The tip of the silver wire 18 has a coating of silver chloride. The space 16 within the bulb 15 and below the filler 13 is wholly filled with an electrolyte in the form of a gel or paste.

At its end remote from the bulb 15, the copper wire conductor 9 is soldered to a brass connector 6, upon which is screwed a stainless steel connector 1, by means of which the glass electrode is connected into the electrical circuit by means of which the signal from the electrode is monitored.

The glass stem 20 and the copper conductor 9 and surrounding tubing 8 are mounted within a stainless steel carrier 11 and the carrier itself is supported upon the end of the connector 1 by means of a fitting 7. The carrier 11 and connector 1 are supported within the fitting 7 by ferrules 10 and 3 respectively, both of polyether ether ketone (PEEK), which are retained in place by nuts 21 and 22 respectively.

The connector 1 is insulated with respect to the fitting 7 and nut 22 by insulating sleevings 5, 4 respectively, which are shrunk-fit in position, and the annular space 17 between the carrier 11 and the connector 1 is filled with a silicone sealant.

The upper end of the electrode assembly is further sealed around the connector 1 by means of a PTFE washer 2.

In use, the electrode is mounted in a stainless steel T-piece 14 (only one limb of which is shown in the drawing) by means of a further PEEK ferrule 12, retained and pressured by a nut 23. Analyte flows through the T-piece 14 and its pH level is therein monitored by the glass electrode.

The illustrated glass pH electrode has been successfully tested experimentally at pressures up 2 to 400 bar (6000 pounds/in ) without leaking. A linear response was obtained at pH values within the range from 4 to 9 inclusive. This performance was maintained at temperatures from minus 15 to plus 70 degrees Centigrade.

The glass electrode according to the present invention may be very small. For example, the glass bulb 15 in the illustrated embodiment may have a diameter of as little as 2 millimetres and the overall length of the glass electrode may then be as little as 3 centimetres. Where circumstances require it, these dimensions may be reduced even further. The design is simple and lends itself to manufacture in quantity at low cost.

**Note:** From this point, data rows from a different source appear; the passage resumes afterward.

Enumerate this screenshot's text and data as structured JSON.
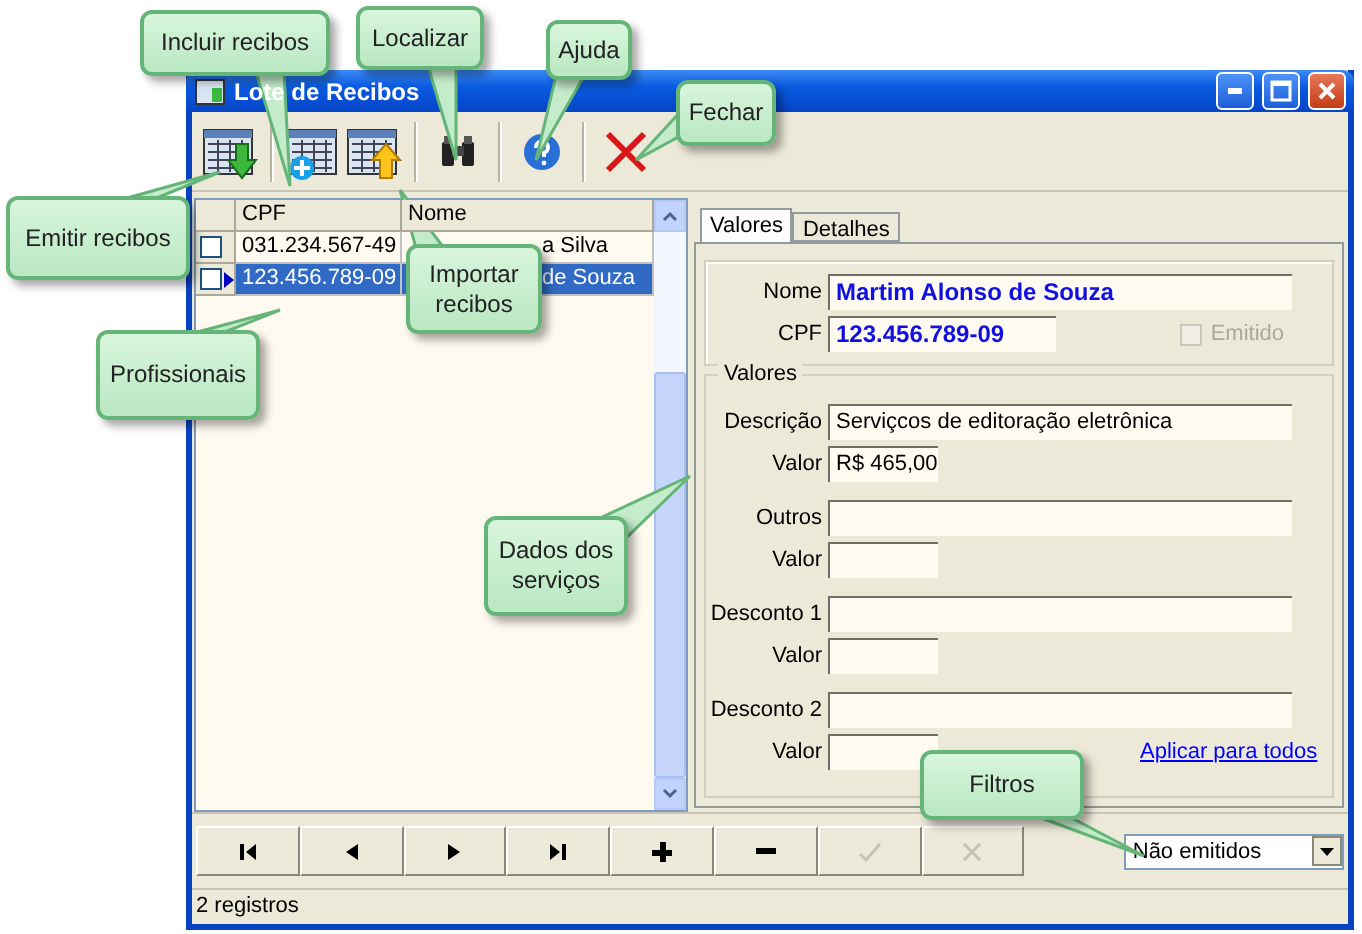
{
  "window": {
    "title": "Lote de Recibos"
  },
  "grid": {
    "columns": [
      "CPF",
      "Nome"
    ],
    "rows": [
      {
        "checked": false,
        "selected": false,
        "cpf": "031.234.567-49",
        "name": "a Silva"
      },
      {
        "checked": false,
        "selected": true,
        "cpf": "123.456.789-09",
        "name": "de Souza"
      }
    ]
  },
  "tabs": [
    {
      "label": "Valores",
      "selected": true
    },
    {
      "label": "Detalhes",
      "selected": false
    }
  ],
  "person": {
    "name_label": "Nome",
    "name": "Martim Alonso de Souza",
    "cpf_label": "CPF",
    "cpf": "123.456.789-09"
  },
  "emitido": {
    "label": "Emitido",
    "checked": false,
    "disabled": true
  },
  "valores": {
    "title": "Valores",
    "rows": [
      {
        "label": "Descrição",
        "value": "Serviçcos de editoração eletrônica",
        "value_label": "Valor",
        "amount": "R$ 465,00"
      },
      {
        "label": "Outros",
        "value_label": "Valor"
      },
      {
        "label": "Desconto 1",
        "value_label": "Valor"
      },
      {
        "label": "Desconto 2",
        "value_label": "Valor"
      }
    ]
  },
  "apply_link": "Aplicar para todos",
  "nav_buttons": [
    {
      "kind": "first",
      "disabled": false
    },
    {
      "kind": "prev",
      "disabled": false
    },
    {
      "kind": "next",
      "disabled": false
    },
    {
      "kind": "last",
      "disabled": false
    },
    {
      "kind": "add",
      "disabled": false
    },
    {
      "kind": "remove",
      "disabled": false
    },
    {
      "kind": "confirm",
      "disabled": true
    },
    {
      "kind": "cancel",
      "disabled": true
    }
  ],
  "filter": {
    "value": "Não emitidos"
  },
  "status_bar": "2 registros",
  "callouts": [
    "Incluir recibos",
    "Localizar",
    "Ajuda",
    "Fechar",
    "Emitir recibos",
    "Importar recibos",
    "Profissionais",
    "Dados dos serviços",
    "Filtros"
  ]
}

Because the glass electrode according to the invention is suitable for carrying out electrochemical analysis in high-pressure locations, it may be used in such diverse operations as power generation and geothermal surveys. It is suitable for use in monitoring ion levels in boiler water and, in sub-sea operations, for monitoring corrosion and environmental conditions. The electrode may further be used for in-situ analysis in bore-holes and also in geological surveys. It is also of specific value for use in the oil industry and in connection with the storage of nuclear fuel.

Claims (10)

1. A glass electrode comprising a generally spherical or part-spherical glass container formed of a glass which is sensitive to the ions to be determined, a metallic electrode extending into the interior of the glass container, and an electrolyte sealed within the container and wholly filling the available space within the container.

2. A glass electrode as claimed in claim 1, wherein the glass container is in the form of a bulb or short cylinder having a rounded end.

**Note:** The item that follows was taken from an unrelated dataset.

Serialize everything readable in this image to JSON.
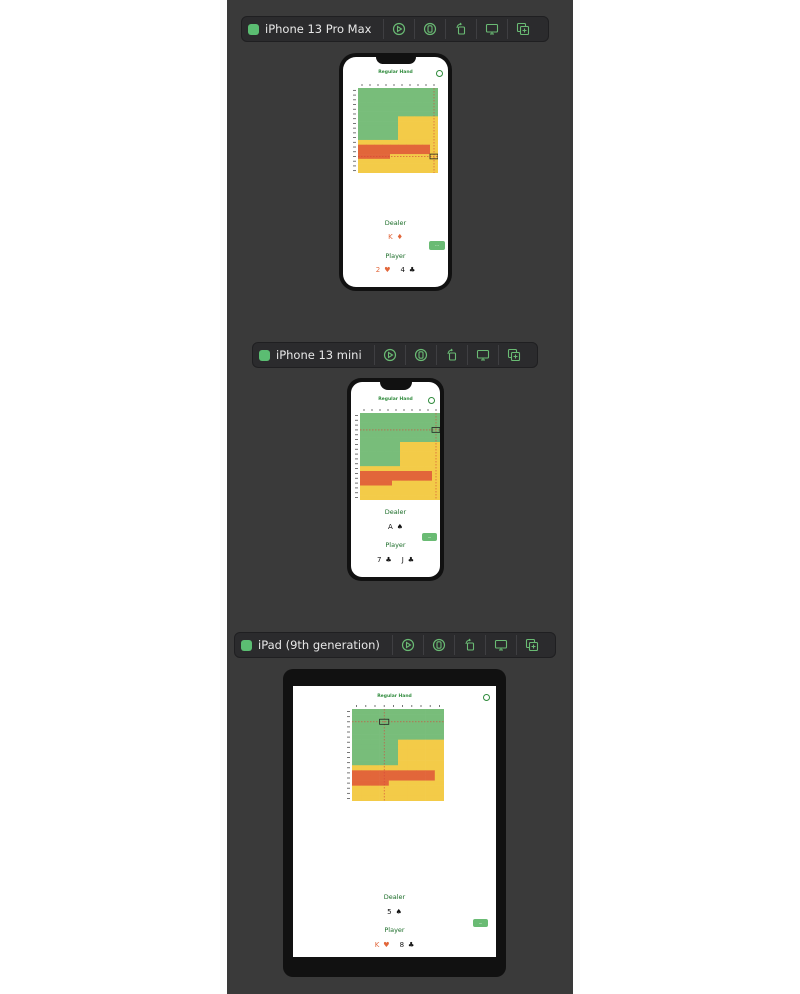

3. A glass electrode as claimed in either claim 1 or claim 2, wherein the metallic electrode comprises a metal wire.

4. A glass electrode as claimed in claim 3, wherein the metallic electrode comprises a silver or platinum wire.

5. A glass electrode as claimed in any of the preceding claims, wherein the metallic electrode is electrically connected outside the electrolyte to a conductor of a different metal.

6. A glass electrode as claimed in any of the preceding claims, wherein the electrolyte is in the form of a liquid.

7. A glass electrode as claimed in any of claims 1-5, wherein the electrolyte is in the form of a gel or a paste.

8. A glass electrode as claimed in any of the preceding claims, wherein the container is sealed by means of a curable filler material after the introduction of the electrolyte into the container.

9. A glass electrode as claimed in any of the preceding claims, wherein the glass electrode is fitted into a protective carrier.

10. A glass electrode substantially as hereinbefore described with reference to, and as illustrated in, the accompanying drawing.